The network learns to map inputs to outputs by adjusting connection strengths (weights) to reduce errors during training.
Convolutional Neural Network (CNN)
A type of neural network designed for images and other grid-like data.
It learns filters "convolutions" to detect patterns such as edges, textures. The image gets transformers into tensors subsampled but increases the number of channels during processing. It ends with global average poling of the final tensor and then a fully connected layer for class prediction.

Vision Transformer (ViT)
A model that processes an image as a sequence of small patches.
Each patch is treated like a token and processed using self-attention, allowing the model to capture relationships across the entire image. It outputs the same number of vectors as input patches, and a cls token to use for classification.

Slurm
Simple Linux Utility for Resource Management.

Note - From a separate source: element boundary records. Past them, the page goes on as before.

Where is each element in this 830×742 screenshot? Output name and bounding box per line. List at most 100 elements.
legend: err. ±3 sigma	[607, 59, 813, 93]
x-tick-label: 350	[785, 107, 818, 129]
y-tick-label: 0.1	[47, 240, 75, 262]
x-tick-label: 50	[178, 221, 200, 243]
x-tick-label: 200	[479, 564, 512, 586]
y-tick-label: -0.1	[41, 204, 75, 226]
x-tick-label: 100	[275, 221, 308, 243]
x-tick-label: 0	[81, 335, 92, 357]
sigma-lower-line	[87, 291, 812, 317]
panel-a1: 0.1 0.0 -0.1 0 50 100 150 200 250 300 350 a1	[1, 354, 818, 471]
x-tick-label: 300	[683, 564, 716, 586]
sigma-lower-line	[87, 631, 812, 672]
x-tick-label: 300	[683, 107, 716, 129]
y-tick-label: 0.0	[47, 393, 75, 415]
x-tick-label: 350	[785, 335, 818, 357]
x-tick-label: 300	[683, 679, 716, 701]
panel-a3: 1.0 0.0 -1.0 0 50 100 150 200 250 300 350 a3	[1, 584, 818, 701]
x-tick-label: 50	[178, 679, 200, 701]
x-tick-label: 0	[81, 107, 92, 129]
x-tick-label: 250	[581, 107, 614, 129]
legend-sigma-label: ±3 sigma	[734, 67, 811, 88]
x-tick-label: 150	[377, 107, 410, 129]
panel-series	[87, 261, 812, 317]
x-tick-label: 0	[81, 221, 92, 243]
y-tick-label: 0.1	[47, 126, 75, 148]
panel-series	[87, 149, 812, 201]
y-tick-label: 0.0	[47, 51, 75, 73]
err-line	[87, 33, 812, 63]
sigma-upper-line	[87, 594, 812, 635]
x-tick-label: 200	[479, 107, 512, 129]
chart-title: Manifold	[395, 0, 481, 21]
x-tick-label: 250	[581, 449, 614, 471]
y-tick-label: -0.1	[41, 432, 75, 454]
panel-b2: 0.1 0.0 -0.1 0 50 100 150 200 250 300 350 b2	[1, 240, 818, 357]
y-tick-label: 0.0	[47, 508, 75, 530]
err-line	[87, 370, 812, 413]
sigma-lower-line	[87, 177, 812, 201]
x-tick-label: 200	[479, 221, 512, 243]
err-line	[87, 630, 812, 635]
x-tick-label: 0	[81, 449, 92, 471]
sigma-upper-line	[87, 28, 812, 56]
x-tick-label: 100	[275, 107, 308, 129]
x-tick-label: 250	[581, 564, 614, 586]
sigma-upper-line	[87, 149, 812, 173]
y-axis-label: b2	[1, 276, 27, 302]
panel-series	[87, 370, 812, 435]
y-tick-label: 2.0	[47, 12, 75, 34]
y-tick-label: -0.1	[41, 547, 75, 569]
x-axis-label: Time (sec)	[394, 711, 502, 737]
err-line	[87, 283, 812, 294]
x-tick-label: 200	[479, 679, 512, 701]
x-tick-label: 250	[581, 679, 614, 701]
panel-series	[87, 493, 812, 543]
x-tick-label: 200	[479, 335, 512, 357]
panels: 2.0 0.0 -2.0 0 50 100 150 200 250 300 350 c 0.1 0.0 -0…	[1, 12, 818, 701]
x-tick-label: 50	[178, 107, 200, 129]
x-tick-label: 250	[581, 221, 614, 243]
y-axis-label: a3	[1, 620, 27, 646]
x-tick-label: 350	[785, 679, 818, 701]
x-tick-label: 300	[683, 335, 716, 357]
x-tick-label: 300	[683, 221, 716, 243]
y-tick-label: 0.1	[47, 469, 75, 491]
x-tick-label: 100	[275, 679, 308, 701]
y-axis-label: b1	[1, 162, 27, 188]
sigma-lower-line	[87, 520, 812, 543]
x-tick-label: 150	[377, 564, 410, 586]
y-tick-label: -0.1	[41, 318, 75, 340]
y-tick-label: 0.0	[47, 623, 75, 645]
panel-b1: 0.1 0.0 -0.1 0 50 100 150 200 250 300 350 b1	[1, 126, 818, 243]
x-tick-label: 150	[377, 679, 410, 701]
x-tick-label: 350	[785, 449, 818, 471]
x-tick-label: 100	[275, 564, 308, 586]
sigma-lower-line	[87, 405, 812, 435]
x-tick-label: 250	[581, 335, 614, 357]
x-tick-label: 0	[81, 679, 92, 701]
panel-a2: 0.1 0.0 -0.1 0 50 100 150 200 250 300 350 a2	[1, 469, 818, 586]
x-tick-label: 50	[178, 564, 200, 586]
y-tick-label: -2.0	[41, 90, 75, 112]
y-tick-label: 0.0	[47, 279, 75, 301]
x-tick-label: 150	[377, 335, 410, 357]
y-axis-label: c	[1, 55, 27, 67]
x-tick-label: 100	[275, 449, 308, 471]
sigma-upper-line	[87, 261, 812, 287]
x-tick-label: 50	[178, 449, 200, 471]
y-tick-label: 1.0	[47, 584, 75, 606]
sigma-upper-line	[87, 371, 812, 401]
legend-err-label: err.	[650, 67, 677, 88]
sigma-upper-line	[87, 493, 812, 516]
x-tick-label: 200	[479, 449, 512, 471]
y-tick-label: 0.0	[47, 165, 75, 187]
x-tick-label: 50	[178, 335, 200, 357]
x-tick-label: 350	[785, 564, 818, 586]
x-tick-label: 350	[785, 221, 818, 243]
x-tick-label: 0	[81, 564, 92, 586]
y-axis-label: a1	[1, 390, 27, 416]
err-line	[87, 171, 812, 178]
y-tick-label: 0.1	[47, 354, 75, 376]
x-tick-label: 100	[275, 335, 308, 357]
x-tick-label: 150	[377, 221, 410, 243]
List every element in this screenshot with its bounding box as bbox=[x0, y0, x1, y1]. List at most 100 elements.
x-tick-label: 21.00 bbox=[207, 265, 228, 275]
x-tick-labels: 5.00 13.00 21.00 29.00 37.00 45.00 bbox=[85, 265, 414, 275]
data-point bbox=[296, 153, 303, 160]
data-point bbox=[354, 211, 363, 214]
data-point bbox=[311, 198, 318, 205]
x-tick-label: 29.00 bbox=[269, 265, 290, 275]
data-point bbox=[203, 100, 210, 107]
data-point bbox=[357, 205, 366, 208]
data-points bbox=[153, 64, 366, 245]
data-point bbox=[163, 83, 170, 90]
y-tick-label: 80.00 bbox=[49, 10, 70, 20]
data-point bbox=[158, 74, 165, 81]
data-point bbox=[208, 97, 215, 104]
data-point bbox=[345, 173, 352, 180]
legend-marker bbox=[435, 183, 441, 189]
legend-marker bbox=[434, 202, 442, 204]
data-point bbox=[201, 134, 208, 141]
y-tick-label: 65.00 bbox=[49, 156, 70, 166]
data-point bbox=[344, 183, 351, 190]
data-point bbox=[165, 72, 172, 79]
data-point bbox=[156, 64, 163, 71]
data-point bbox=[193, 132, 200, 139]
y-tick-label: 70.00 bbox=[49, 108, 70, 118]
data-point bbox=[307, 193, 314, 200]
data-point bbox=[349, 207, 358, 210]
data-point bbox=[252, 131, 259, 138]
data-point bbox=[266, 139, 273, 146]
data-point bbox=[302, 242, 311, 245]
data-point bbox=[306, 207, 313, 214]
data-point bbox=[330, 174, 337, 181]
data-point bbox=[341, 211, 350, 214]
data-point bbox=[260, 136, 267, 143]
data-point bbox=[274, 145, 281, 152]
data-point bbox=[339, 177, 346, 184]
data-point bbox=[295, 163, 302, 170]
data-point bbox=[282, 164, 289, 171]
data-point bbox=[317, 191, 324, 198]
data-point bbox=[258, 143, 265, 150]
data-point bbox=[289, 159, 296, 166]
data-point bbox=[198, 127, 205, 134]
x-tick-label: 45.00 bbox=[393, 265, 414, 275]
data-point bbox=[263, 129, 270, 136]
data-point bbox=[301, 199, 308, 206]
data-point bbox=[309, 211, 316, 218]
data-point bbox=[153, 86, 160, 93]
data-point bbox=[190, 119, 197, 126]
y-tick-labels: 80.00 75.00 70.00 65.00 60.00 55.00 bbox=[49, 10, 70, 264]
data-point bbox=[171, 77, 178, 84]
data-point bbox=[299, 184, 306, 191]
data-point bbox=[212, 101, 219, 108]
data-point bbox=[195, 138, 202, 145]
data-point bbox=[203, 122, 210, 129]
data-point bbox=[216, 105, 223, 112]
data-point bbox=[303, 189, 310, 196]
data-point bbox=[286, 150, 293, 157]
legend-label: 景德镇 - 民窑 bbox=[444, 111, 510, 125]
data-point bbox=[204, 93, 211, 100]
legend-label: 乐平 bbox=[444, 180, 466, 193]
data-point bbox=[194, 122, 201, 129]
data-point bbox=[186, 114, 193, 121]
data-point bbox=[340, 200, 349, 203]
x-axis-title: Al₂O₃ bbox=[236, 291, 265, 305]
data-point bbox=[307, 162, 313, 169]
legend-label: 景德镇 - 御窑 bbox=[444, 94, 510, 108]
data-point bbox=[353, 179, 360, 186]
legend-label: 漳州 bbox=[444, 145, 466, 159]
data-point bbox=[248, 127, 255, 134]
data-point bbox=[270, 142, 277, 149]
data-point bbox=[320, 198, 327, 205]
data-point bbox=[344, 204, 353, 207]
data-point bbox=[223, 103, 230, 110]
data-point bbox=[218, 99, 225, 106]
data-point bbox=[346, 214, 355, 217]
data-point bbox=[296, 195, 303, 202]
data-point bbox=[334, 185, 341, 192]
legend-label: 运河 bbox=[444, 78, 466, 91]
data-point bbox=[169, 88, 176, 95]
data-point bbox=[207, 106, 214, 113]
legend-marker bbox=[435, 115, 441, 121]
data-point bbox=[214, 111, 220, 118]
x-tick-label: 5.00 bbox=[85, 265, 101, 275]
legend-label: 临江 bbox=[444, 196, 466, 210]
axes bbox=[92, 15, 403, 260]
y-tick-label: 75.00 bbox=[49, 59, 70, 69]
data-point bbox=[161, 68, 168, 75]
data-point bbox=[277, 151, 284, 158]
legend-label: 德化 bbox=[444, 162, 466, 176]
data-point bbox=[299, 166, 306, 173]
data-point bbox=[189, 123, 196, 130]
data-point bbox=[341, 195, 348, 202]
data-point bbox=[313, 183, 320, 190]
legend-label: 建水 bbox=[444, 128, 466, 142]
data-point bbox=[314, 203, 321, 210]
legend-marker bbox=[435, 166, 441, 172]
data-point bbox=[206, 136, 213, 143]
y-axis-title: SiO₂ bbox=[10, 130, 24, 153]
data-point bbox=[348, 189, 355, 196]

A job scheduler used on computing clusters. It assigns GPUs/CPUs to users’ jobs and manages the job queue.
Supervised Learning
Training a model using input data paired with correct output labels (ground truth).
The model learns by minimizing the difference between its predictions and the labels.
Self-Supervised Learning
Training without manual labels. The model creates its own learning task (e.g., predicting missing parts of an image, "fill in the blanks") to learn useful representations before being used for a real task. Vision Transformers work remarkably well to do this!
Learning Rate
A parameter that controls how large each update step is during training.
Too large: unstable training. Too small: very slow learning. Start to tune this!
Learning Rate Scheduler
A rule that changes the learning rate during training, usually decreasing it over time to allow more precise updates later. Typically use consine anealing with a linear warm up phase.
Batch
A small subset of the dataset processed at once during training.
Model updates are computed from this subset instead of the full dataset.
Batch Size
The number of samples in one batch.
Normalization (Image, Batch, Layer)
Techniques used to standardize the inputs to a network or its intermediate layers, typically scaling data to have a mean of 0 and variance of 1.
- Image Normalization/Channel Normalization: Pre-processing step scaling pixel intensity values. (Typically separate for each channel). Can also be done on tensors between layers.
- Batch Normalization: Normalizes activations across the batch dimension (using the mean/variance of the batch).
- Layer Normalization: Normalizes activations across the feature dimension for a single sample, independent of other samples in the batch.
Weight Decay
A regularization technique that adds a penalty to the loss function based on the magnitude of the model's weights (typically the L2 norm). By penalizing large weights, it prevents the model from relying too heavily on any single feature, reducing the risk of overfitting.
Augmentation
Creating modified versions of training images (rotations, flips, crops, color changes) to increase data diversity without changing labels.
Gradient Descent
An iterative optimization algorithm used to minimize the loss function by moving the model parameters in the opposite direction of the gradient.
- Stochastic Gradient Descent (SGD): Updates weights based on gradients computed from a small subset of data (the batch)
- ADAM: An adaptive optimization algorithm that adjusts learning rates for individual parameters using estimates of the first and second moments of the gradients.
Loss Function
A mathematical function that quantifies the difference between the model's predicted output and the actual target value. The training process aims to minimize the value of this function (e.g., Cross-Entropy Loss for classification, Mean Squared Error for regression).